Here are this year’s awardees and descriptions of their projects. The Division funded 4 PhD students and 2 early career scholars. Of the 6 awardees, we funded 4 domestic and 2 international applicants.
(As a reminder, the timeline for the 2025-2026 grant applications has shifted to align with the Division 10 conference that takes place every March. The next round of applications will be due in November 2025 with a January 2026 start date.)
Gianmarco Biancalani, University of Haifa
The Life Stories of Older Gay Men in Italy and Their Response to a Tele-Drama-Based Intervention: A Qualitative Study
This qualitative research project explores the life stories of older gay men in Italy and examine their response to a group tele-drama intervention tailored to their psychosocial needs. Narrative interviews with older gay men and semi-structured interviews with volunteers who work with this population are conducted, triangulating the two datasets. Based on these findings and relevant literature, a group tele-drama intervention is created. The video-recorded sessions are analyzed using the 6-Key model of drama therapy to examine how participants portray their narratives through the drama work. Post-intervention, participants undergo Client Change Interviews to examine their response to the intervention.
Hansika Kapoor, Monk Prayogshala
Can Creating Misinformation Counter its Spread?
A significant chunk of misinformation research has focused on its identification and discernment, but little work has been done on how misinformation is created. According to the self-generation effect, information is better remembered (and consequently understood) when one generates it instead of simply consuming it. Thus, we aim to study the impact of the creation of misinformation on its discernment, weaving together novel areas of dark creativity and misinformation research. In a controlled setting, can generating misinformation serve as a strategy for psychological inoculation?
Clin Lai, The Pennsylvania State University
Creativity Partner: Comparing human and generative AI as collaborator in creative tasks
Creative endeavors thrive on collaboration with others. With the rise in the use of generative AI in creative processes, it remains unknown if ideas generated with AI tend to be more or less creative than ideas generated when working with another human. This study will compare human-human and human-ChatGPT collaborations on the Alternative Uses Task (AUT) and a short story writing task to assess creativity differences. Through this analysis, I aim to identify the strengths and limitations of each partnership, determining when AI is a beneficial collaborative tool and when human interaction remain essential.
Simone Luchini, The Pennsylvania State University
Preserving Human Diversity in the AI Era: How Human-AI Collaboration Impacts Cultural Identity in Literary Creativity
This project will evaluate modern AI assistants’ effectiveness at facilitating short story writing for English Literature students. By collecting a racially diverse sample of experienced writers, we will investigate whether AI tools equally benefit all artists, or whether AI shows evidence of racial bias in creative contexts. Furthermore, we will evaluate the perception of these stories in a diverse audience, testing whether stories written in collaboration with AI are appreciated differently than those written by humans alone.

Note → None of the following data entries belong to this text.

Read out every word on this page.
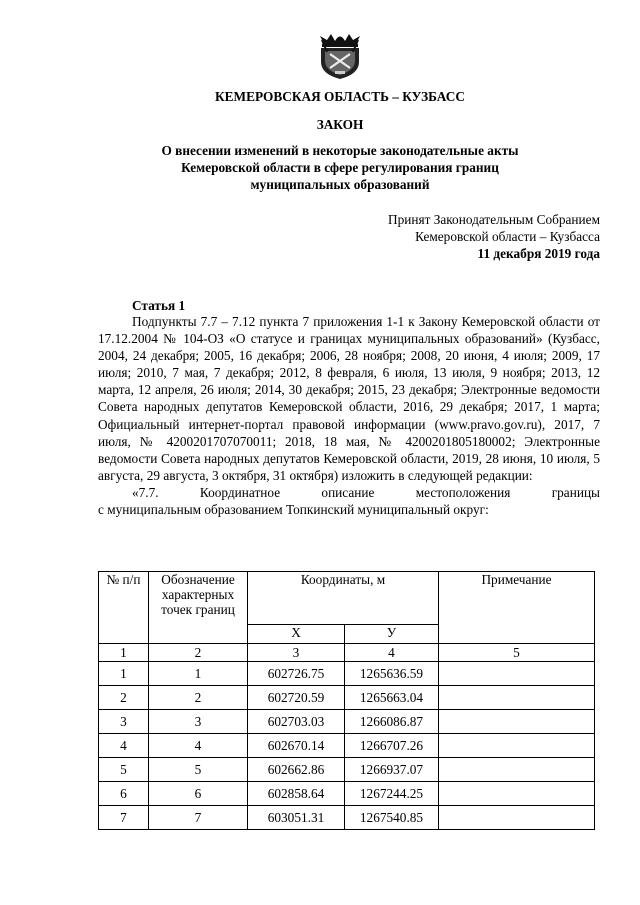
КЕМЕРОВСКАЯ ОБЛАСТЬ – КУЗБАСС
ЗАКОН
О внесении изменений в некоторые законодательные акты Кемеровской области в сфере регулирования границ муниципальных образований
Принят Законодательным Собранием
Кемеровской области – Кузбасса
11 декабря 2019 года
Статья 1

Подпункты 7.7 – 7.12 пункта 7 приложения 1-1 к Закону Кемеровской области от 17.12.2004 № 104-ОЗ «О статусе и границах муниципальных образований» (Кузбасс, 2004, 24 декабря; 2005, 16 декабря; 2006, 28 ноября; 2008, 20 июня, 4 июля; 2009, 17 июля; 2010, 7 мая, 7 декабря; 2012, 8 февраля, 6 июля, 13 июля, 9 ноября; 2013, 12 марта, 12 апреля, 26 июля; 2014, 30 декабря; 2015, 23 декабря; Электронные ведомости Совета народных депутатов Кемеровской области, 2016, 29 декабря; 2017, 1 марта; Официальный интернет-портал правовой информации (www.pravo.gov.ru), 2017, 7 июля, № 4200201707070011; 2018, 18 мая, № 4200201805180002; Электронные ведомости Совета народных депутатов Кемеровской области, 2019, 28 июня, 10 июля, 5 августа, 29 августа, 3 октября, 31 октября) изложить в следующей редакции:

«7.7.	Координатное	описание	местоположения	границы

с муниципальным образованием Топкинский муниципальный округ:

№ п/п	Обозначение характерных точек границ	Координаты, м		Примечание
		X	У	
1	2	3	4	5
1	1	602726.75	1265636.59	
2	2	602720.59	1265663.04	
3	3	602703.03	1266086.87	
4	4	602670.14	1266707.26	
5	5	602662.86	1266937.07	
6	6	602858.64	1267244.25	
7	7	603051.31	1267540.85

Stephanie Miller, University of Vienna & Rebekah Rodriguez-Boerwinkle, UNC Greensboro
From the Gallery to the Lab: Phenomenal Art-Experience Across (Digital) Contexts
Recent years have seen a dramatic shift towards digital arts-engagement, but little is known about how these contexts compare to genuine-gallery settings, especially regarding viewers’ felt-experiences. With this project, we aim to assess experience in various settings, first through a direct comparison of the gallery and lab, via a novel measure for capturing emotional-phenomenal experiences of meetings with visual art (Miller et al., in prep). In a second study, we will further these comparisons by considering intermediate, digital contexts, including OGAR, an emerging virtual-gallery tool designed for research use (Rodriguez-Boerwinkle et al., 2023), and immersive virtual reality.
Edward A Vessel, The City College of New York, CUNY
Using personalized deep neural networks to model the effect of category learning on internal representations of art
How do people mentally represent visual art, and how those representations relate to the potential impact of art? A person’s response to artwork is fundamentally personal: how an art object impacts a viewer depends on that person’s detailed, internal model of the visual world, which in turn depends on their personal biography of visual experience. This study combines a category learning task with machine learning to create “personalized” deep neural network models that capture aspects of individual observers’ unique internal representations of visual artworks. These models will then enable measurement of how internal representations of art relate to their impact.